Jornal do Sudoeste: Atualmente você trabalha como assessor parlamentar. Como tem sido essa experiência?
M.M.S.: Tem sido uma experiência muito bacana e nunca imaginei que trabalharia com isso. Essa oportunidade surgiu há três anos, quando fui procurado pelo vereador Luiz de Paula para ajudá-lo em sua campanha. Mas em momento algum imaginei que fosse trabalhar para ele porque em momento algum ele me falou algo e eu mesmo também não havia comentado nada dessa possibilidade. Sempre fomos muitos amigos, desde a época em que eu trabalhava no mercado. Certo dia ele chegou à minha casa para fazer sua campanha e pedir para que eu o ajudasse. Assim o fiz e, passada a eleição, ele ganhou e me fez o convite para ser assessor dele. Aceitei, e tem sido uma experiência muito boa.

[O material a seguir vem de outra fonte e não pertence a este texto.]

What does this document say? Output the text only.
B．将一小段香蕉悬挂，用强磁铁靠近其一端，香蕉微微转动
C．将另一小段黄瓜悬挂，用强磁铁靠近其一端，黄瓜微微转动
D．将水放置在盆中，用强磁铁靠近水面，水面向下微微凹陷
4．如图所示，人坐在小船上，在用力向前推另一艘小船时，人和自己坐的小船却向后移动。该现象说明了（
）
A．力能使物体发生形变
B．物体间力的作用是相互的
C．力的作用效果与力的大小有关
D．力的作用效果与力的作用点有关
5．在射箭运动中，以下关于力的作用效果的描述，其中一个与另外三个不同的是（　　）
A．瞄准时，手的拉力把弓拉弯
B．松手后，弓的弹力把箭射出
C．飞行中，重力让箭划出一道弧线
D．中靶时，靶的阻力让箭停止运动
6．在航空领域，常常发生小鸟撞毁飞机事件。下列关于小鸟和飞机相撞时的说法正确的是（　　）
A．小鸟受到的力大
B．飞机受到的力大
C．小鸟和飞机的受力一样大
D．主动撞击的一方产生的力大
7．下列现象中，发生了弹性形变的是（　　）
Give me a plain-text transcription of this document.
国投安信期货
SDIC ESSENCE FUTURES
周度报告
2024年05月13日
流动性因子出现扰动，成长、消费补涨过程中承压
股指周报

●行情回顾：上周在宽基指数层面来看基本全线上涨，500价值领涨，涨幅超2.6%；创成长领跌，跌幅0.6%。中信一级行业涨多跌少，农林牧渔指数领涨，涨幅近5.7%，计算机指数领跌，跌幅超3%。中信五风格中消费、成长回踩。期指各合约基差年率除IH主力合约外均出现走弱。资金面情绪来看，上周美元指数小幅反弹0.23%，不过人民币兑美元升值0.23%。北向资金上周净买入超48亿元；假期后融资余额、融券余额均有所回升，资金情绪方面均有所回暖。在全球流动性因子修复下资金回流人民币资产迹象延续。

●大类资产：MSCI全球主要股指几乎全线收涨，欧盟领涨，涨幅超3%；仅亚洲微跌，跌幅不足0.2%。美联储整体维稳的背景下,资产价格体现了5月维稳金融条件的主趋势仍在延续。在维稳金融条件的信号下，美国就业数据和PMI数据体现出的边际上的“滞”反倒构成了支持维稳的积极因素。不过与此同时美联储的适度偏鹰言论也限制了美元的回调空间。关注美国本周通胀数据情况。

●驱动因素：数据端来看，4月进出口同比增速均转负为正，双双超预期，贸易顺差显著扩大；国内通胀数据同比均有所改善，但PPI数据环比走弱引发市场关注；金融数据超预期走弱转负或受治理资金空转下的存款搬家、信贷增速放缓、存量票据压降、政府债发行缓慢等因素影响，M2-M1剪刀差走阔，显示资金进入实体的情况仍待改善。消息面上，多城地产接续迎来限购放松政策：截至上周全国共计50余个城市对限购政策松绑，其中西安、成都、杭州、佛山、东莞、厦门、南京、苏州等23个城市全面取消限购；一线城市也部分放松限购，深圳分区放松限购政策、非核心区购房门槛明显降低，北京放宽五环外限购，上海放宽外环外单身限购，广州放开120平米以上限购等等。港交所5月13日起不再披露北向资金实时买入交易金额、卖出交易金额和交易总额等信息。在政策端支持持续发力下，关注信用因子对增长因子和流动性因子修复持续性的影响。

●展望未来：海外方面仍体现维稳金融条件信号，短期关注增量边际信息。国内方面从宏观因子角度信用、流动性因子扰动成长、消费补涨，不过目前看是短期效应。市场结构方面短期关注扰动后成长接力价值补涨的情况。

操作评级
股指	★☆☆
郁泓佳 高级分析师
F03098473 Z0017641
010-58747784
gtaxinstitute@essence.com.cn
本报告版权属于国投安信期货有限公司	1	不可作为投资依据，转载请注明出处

Jornal do Sudoeste: Você acredita que essas tradições como as Companhias de Reis precisam ser mais valorizadas?
M.M.S.: É preciso. Hoje sou responsável pela Companhia dos Reis Estrela do Oriente do bairro rural Água Limpa. Inclusive a festa do bairro é uma festa que chamamos “temporona”, porque acontece fora de época, ao invés de janeiro ela acontece sempre em maio, o mês de Maria. Esse ano devemos adiar as festas por conta dessa situação envolvendo coronavírus. É uma festa com muita fartura. As Folias de Reis, dentro do meio religioso e folclórico, precisavam ser mais valorizadas, principalmente na nossa cidade que possui mais de 20 Companhias de Reis. Essas Companhias não recebem nenhuma ajuda financeira do governo, a nível municipal e estadual, e patrimônio cultural e imaterial do Estado de Minas Gerais, poucas pessoas sabem disso. Deveria ter mais apoio. Hoje para se promover uma festa dessas, fica muito caro, isso porque ela é gratuita e você não pode cobrar nada dos visitantes, a menos que você coloque, por exemplo, um bar para vender uma cervejinha e só. Tudo é organizado para servir os visitantes. É uma das festas mais bonitas que temos, onde, seja pobre ou seja rico, todo mundo é servido igualmente. As Companhias visitam as casas, levando às bençãos de Deus e o evangelho e as pessoas que são visitadas fazem ofertas, seja ela financeira, de algum donativo ou até mesmo com algum animal como bezerro, porco ou galinha. O recurso financeiro fica para a Companhia que tem um tesoureiro e daí são pagas as despesas e manutenção da própria Companhia e o que sobra desse recurso é feita a festa. Mas como é uma festa que demanda muito recurso, às vezes as ofertas não acabam suprindo, e os festeiros precisam tirar do próprio bolso para que não falte nada a esta tradição. Acredito que os nossos governos deveriam olhar para isso, porque conforme as dificuldades vão aumentando, as Companhias ficam com medo de não conseguirem promover as festas.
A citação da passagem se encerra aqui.